E di quella festosa corsa sul parquet felsineo…
“La festa invece, assolutamente non programmata, nasce per caso perché subito dopo il termine della partita vicini alla panchina solleviamo coach Gamba, poi con l’allenatore sulle spalle corriamo sotto la curva dove stanno i nostri tifosi che cantano e urlano di gioia. A quel punto facciamo anche un paio di giri completi del campo durante i quali, un po’ a sorpresa, ci rendiamo conto che gran parte del pubblico di Bologna è addirittura in piedi e ci applaude. Una bella sensazione e, soprattutto, un bel modo di chiudere una stagione rendendo merito ai vinti e anche ai vincitori, comportamento non esattamente frequente quando giochi fuori casa”.

pallacanestro varese 1977E tu, in quella stagione, che ruolo giochi?
“Nell’estate del ’76 la società spedisce il terzetto formato da Carraria-Gualco-Salvaneschi in direzione Genova per farsi le ossa. Per effetto di questa decisione il signor Giancarlo Gualco, general manager della Pallacanestro Varese, mi comunica il mio ingresso ufficiale nelle rosa della prima squadra.

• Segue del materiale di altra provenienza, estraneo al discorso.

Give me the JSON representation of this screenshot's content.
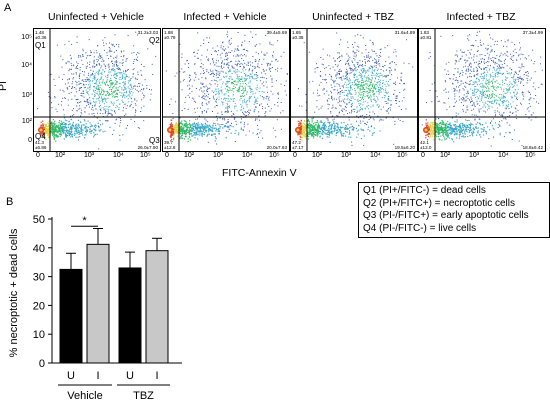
{
  "panel_a": {
    "label": "A",
    "y_axis_label": "PI",
    "x_axis_label": "FITC-Annexin V",
    "y_ticks": [
      "10⁵",
      "10⁴",
      "10³",
      "10²",
      "0"
    ],
    "x_ticks": [
      "0",
      "10²",
      "10³",
      "10⁴",
      "10⁵"
    ],
    "plots": [
      {
        "title": "Uninfected + Vehicle",
        "q1_stats": "1.48\n±0.36",
        "q2_stats": "31.2±3.03",
        "q3_stats": "26.0±7.90",
        "q4_stats": "41.3\n±6.86"
      },
      {
        "title": "Infected + Vehicle",
        "q1_stats": "1.88\n±0.79",
        "q2_stats": "39.4±5.69",
        "q3_stats": "20.0±7.63",
        "q4_stats": "39.7\n±12.8"
      },
      {
        "title": "Uninfected + TBZ",
        "q1_stats": "1.65\n±0.38",
        "q2_stats": "31.6±4.89",
        "q3_stats": "19.5±6.20",
        "q4_stats": "47.2\n±7.17"
      },
      {
        "title": "Infected + TBZ",
        "q1_stats": "1.83\n±0.81",
        "q2_stats": "37.3±4.99",
        "q3_stats": "18.8±6.42",
        "q4_stats": "42.1\n±12.0"
      }
    ],
    "quadrant_labels": {
      "q1": "Q1",
      "q2": "Q2",
      "q3": "Q3",
      "q4": "Q4"
    }
  },
  "panel_b": {
    "label": "B"
  },
  "legend": [
    "Q1 (PI+/FITC-) = dead cells",
    "Q2 (PI+/FITC+) = necroptotic cells",
    "Q3 (PI-/FITC+) = early apoptotic cells",
    "Q4 (PI-/FITC-) = live cells"
  ],
  "colors": {
    "dot_blue": "#3b5bb5",
    "dot_cyan": "#39a9c9",
    "dot_green": "#2fb96a",
    "dot_yellow": "#e6d23a",
    "dot_red": "#e0402a",
    "bar_vehicle_black": "#000000",
    "bar_gray": "#c8c8c8"
  },
  "chart_data": {
    "type": "bar",
    "title": "",
    "ylabel": "% necroptotic + dead cells",
    "xlabel": "",
    "ylim": [
      0,
      50
    ],
    "yticks": [
      0,
      10,
      20,
      30,
      40,
      50
    ],
    "categories": [
      "U",
      "I",
      "U",
      "I"
    ],
    "groups": [
      {
        "label": "Vehicle",
        "categories": [
          "U",
          "I"
        ]
      },
      {
        "label": "TBZ",
        "categories": [
          "U",
          "I"
        ]
      }
    ],
    "values": [
      32.5,
      41.2,
      33.0,
      39.0
    ],
    "errors": [
      5.6,
      5.5,
      5.5,
      4.3
    ],
    "bar_colors": [
      "#000000",
      "#c8c8c8",
      "#000000",
      "#c8c8c8"
    ],
    "significance": [
      {
        "between": [
          0,
          1
        ],
        "label": "*"
      }
    ]
  }
}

Per me si tratta di un sogno che si concretizza. Il sogno di un ragazzo che, partito dal piccolo Oratorio del quartiere Crocetta di Torino, arriva in serie A. Nella prima parte della stagione faccio prevalentemente lo “sparring-partner” in allenamento. Quindi tanto sudore, impegno, sacrifici e pochissimi minuti di gioco. Però, con tanta umiltà, sfrutto l’occasione e quei grandi giocatori che mi stanno intorno cerco di imparare il più possibile: come si sta in palestra, come ci si allena, come ci si comporta in gruppo e quali sono i “pensieri” che definiscono al meglio un giocatore professionista.
Messe via queste lezioni, nella seconda parte della stagione coach Gamba vede il mio impegno, apprezza i miei miglioramenti  e inizia a darmi più minuti e quegli spazi di gioco che l’anno successivo, 1977-1978, saranno davvero consistenti e mi permetteranno, per così dire, di essere il primo giocatore “normale” dietro ai “Magnifici Sette”. A margine devo dire che la vita da “normale” dietro ai fenomeni non è stata poi così male. Gli allenatori a cavallo dei due tempi trovano sempre il modo per mandarmi in campo facendo così respirare Morse, Zanatta o Bisson, i giocatori per cui cambio più spesso. Senza saperlo mi ritaglio un ruolo da specialista “ante literam” perché i miei compiti sono soprattutto di carattere difensivo. Infatti, essendo dotato dal punto di vista fisico e avendo velocità di piedi e atletismo da vendere posso marcare indifferentemente ali piccole e ali pivot. Quindi, prima coach Gamba e in seguito coach Messina mi affidano spesso e volentieri i giocatori americani o gli italiani più pericolosi in quei ruoli. Ricordo che in una gara contro la Xerox Milano stoppo il grandissimo Jura, che probabilmente non mi aveva mai sentito nominare, per due azioni consecutive e Chuck guardandomi con aria sorpresa mi dice: “Ma chi …azz sei? Ma soprattutto, quanto… azz salti?”.